While sexual behaviours—which could involve penetration with fingers, penile prostheses, or toys as well as flesh genitals—were highly varied, most did not correspond to high-risk (i.e. flesh contact and fluid exposed) activities. Indeed, the greatest contributors to HIV-related sexual risk were the two sexual activities some might assume trans people are unlikely to engage in: receptive genital sex for FTMs, and insertive genital sex for MTFs. For MTFs at least, this differs from some previous studies. For example, in one San Francisco study, of over 300 MTFs, only 2 had insertive genital sex in the prior 6 months [1
While most research on trans sex workers focuses on MTFs, FTMs in our study were similar with regard to sex work histories, as well as current sex work. Other studies have documented high frequencies for sex work among trans men in U.S. cities [1
]. It is unknown whether FTMs engaged in sex work while presenting as male or female, and whether the frequency and duration of sex work involvement is similar to MTFs.
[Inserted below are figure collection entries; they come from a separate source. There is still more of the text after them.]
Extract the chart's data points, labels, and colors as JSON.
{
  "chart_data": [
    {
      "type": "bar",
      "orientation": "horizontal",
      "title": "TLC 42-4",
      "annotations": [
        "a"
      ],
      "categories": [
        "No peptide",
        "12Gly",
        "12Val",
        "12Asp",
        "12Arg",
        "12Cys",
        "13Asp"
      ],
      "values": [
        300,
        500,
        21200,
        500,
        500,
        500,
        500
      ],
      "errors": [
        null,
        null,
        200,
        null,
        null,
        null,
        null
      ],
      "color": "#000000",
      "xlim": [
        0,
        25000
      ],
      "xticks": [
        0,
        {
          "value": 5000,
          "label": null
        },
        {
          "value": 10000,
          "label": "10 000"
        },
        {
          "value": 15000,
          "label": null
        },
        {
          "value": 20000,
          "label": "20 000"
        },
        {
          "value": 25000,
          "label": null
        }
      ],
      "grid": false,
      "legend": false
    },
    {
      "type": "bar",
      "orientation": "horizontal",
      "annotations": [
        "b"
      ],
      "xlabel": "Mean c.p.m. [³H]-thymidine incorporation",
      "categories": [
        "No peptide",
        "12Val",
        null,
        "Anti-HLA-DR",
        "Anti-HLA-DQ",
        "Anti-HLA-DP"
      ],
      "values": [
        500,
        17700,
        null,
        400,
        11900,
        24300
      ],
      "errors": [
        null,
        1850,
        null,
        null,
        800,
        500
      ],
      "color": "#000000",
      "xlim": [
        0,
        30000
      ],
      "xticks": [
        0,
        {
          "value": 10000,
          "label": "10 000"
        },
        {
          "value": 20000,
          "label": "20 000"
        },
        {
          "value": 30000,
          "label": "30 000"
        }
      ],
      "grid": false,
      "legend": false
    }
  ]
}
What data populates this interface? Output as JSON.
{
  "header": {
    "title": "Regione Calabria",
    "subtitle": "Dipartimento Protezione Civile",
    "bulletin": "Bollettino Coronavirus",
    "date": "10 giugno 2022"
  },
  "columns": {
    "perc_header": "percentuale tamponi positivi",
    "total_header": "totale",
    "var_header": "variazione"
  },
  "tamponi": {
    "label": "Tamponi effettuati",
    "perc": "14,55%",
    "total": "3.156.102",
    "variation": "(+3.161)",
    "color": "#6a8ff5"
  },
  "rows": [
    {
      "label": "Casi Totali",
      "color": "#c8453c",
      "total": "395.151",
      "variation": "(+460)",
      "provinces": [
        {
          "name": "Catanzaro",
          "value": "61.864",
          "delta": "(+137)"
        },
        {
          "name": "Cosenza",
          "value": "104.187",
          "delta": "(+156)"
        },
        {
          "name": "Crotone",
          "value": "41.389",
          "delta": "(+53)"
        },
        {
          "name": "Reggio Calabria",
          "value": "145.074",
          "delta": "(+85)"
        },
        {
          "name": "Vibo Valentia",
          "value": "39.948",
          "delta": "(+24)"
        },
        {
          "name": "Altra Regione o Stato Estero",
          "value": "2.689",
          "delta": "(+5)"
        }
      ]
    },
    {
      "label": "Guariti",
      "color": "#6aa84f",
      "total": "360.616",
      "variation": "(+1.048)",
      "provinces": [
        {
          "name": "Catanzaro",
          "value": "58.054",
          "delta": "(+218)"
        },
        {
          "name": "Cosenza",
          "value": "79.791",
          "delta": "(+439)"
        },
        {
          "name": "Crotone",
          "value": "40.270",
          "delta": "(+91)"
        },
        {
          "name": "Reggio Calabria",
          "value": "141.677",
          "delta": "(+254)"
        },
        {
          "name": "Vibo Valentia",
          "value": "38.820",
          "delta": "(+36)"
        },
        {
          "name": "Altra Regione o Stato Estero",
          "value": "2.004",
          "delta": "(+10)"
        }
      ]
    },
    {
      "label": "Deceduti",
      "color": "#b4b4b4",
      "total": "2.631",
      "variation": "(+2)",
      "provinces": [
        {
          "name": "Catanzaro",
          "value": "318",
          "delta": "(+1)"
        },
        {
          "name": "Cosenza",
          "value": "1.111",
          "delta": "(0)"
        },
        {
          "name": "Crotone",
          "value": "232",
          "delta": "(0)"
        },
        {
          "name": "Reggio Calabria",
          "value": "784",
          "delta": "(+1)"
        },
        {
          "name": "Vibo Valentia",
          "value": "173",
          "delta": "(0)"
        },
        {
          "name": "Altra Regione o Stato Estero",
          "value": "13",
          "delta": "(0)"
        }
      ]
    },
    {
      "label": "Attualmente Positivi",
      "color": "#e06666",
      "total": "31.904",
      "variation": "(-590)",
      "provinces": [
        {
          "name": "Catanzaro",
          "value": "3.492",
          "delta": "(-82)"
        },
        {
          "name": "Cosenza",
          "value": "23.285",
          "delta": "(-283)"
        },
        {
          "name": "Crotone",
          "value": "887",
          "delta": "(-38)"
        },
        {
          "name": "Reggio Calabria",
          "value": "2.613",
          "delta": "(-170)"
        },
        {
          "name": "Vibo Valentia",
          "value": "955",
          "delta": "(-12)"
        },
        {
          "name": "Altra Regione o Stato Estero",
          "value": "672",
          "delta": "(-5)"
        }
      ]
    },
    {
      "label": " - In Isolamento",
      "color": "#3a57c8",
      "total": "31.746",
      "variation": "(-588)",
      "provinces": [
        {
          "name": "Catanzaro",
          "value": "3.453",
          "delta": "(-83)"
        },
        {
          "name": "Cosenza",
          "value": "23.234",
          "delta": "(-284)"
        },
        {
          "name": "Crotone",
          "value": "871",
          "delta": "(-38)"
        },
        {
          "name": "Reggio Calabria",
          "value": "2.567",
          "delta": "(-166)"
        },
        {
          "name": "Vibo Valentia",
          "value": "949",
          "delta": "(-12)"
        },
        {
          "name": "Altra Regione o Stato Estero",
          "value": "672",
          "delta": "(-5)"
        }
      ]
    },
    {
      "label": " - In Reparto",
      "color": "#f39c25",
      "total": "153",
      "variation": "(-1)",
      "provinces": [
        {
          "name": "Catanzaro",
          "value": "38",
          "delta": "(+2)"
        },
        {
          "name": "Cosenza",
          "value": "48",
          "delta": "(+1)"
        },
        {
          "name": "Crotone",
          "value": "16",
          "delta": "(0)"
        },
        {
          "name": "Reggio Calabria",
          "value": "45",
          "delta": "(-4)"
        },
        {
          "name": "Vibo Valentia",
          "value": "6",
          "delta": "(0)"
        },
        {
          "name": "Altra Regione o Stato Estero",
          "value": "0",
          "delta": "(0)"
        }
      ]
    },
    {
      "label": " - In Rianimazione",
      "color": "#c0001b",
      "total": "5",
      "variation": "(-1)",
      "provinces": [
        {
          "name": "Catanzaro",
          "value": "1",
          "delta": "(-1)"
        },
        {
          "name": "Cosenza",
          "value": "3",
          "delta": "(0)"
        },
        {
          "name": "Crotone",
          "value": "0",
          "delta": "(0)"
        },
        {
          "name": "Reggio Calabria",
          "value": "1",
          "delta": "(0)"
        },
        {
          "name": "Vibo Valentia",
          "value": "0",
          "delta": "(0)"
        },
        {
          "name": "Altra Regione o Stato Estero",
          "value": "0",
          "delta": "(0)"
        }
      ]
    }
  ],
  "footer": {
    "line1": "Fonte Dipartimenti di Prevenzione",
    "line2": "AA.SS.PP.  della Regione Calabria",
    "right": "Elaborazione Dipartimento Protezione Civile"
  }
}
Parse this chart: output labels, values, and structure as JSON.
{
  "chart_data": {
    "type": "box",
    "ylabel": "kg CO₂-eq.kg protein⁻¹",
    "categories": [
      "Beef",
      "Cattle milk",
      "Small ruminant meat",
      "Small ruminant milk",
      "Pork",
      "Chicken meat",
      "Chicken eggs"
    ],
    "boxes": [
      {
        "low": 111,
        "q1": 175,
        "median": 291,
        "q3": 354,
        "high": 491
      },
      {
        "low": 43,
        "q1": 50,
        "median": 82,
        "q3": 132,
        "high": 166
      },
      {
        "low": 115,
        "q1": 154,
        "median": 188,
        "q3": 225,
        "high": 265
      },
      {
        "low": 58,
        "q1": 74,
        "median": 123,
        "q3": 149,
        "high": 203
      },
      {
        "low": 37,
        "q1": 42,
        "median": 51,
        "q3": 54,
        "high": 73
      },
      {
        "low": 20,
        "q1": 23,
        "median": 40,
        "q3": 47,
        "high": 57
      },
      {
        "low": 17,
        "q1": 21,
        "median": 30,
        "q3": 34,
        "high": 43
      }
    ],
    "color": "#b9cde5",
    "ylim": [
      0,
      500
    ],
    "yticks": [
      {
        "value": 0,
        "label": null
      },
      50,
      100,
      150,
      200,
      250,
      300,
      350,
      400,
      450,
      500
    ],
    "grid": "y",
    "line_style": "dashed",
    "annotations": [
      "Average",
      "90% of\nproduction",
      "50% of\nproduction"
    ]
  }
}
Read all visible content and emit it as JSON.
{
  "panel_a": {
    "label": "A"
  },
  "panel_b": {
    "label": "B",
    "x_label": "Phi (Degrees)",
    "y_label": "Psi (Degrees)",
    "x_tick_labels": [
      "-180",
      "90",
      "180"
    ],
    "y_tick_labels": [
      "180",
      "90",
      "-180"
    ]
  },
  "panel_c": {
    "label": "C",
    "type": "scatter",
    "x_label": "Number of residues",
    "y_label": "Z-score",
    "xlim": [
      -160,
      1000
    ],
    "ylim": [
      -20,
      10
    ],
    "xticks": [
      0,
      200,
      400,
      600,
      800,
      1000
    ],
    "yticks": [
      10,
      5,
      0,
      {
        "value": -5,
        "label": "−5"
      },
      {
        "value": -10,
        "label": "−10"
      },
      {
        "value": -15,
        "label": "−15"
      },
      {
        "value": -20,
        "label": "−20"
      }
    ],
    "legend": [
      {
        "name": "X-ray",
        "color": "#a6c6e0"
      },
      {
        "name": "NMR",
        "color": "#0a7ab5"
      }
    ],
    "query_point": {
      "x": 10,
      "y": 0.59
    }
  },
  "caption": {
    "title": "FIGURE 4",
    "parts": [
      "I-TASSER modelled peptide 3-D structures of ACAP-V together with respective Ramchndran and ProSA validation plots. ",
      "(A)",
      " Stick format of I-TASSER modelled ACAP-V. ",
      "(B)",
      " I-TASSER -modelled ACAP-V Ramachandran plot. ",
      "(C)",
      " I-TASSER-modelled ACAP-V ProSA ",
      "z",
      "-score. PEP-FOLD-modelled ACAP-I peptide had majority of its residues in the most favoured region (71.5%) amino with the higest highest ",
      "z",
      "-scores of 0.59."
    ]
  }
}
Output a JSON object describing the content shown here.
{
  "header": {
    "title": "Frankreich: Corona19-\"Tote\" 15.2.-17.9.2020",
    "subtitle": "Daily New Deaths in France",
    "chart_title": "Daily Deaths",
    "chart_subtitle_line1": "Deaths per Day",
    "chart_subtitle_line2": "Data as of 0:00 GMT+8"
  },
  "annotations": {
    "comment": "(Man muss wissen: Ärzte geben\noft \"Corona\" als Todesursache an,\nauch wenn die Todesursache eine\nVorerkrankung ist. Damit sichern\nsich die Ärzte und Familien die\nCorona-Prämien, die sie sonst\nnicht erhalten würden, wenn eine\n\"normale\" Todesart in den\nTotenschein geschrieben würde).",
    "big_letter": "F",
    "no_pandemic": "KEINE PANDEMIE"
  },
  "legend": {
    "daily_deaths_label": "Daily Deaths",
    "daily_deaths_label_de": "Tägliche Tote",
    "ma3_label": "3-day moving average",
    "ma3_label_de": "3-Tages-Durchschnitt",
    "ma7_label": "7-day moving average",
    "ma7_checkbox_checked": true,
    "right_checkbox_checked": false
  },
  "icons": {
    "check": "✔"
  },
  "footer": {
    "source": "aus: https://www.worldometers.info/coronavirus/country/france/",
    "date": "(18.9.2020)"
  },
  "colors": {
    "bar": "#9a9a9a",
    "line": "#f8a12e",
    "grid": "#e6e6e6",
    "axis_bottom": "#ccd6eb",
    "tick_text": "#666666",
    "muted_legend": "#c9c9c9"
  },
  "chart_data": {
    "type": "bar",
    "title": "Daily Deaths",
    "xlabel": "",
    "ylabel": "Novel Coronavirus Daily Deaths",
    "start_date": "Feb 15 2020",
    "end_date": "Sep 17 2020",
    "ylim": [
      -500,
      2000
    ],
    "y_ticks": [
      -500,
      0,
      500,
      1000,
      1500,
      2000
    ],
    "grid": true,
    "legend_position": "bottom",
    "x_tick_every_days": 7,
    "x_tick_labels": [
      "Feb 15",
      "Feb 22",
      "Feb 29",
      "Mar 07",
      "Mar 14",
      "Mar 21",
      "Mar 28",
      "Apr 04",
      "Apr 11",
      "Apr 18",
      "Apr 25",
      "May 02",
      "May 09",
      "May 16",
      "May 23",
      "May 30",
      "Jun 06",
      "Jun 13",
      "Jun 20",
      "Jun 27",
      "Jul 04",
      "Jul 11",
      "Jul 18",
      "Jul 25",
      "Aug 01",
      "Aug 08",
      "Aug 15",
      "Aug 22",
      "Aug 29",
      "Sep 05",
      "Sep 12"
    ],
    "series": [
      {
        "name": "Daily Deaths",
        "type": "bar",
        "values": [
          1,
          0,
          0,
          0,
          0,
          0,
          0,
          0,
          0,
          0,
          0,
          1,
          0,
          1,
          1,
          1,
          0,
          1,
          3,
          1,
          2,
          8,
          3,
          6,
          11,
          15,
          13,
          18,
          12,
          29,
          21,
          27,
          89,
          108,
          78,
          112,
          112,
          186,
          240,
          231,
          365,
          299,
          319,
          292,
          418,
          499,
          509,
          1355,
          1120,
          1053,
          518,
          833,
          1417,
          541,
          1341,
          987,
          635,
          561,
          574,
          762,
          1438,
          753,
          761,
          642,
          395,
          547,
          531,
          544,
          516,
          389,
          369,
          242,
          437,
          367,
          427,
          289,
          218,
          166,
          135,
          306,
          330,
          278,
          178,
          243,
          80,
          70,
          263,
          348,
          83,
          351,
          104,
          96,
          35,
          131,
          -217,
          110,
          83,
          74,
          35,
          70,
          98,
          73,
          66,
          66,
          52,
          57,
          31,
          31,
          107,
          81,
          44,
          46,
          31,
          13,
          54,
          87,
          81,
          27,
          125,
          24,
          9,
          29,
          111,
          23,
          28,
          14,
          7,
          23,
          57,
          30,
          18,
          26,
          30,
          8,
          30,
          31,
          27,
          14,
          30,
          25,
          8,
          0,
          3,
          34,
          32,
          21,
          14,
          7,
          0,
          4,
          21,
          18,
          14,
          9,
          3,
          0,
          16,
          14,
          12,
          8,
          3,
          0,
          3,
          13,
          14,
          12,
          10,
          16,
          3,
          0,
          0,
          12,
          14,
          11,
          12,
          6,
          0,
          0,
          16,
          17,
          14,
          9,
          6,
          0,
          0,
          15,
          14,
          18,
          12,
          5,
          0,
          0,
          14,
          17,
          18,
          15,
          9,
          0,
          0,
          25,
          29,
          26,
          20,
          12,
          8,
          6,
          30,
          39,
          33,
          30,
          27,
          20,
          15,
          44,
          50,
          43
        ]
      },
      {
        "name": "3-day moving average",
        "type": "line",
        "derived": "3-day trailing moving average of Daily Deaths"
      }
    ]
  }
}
Overall, the sexual risk profile observed for Ontario trans people is quite different from the bulk of existing studies. The breadth of the population, both geographically and demographically, may provide a broader picture of trans sexuality and health outside of urban centres. Moreover, it may be that effects of transphobic discrimination in Canada are mitigated by the existence of legal human rights protections and processes for redress, and by the social safety net to the extent that it exists. While some segments of trans communities in Ontario are at higher risk than others, we do not see evidence of uniformly high risk. Indeed, the majority of trans people were not at high risk for sexually acquired HIV in the past year.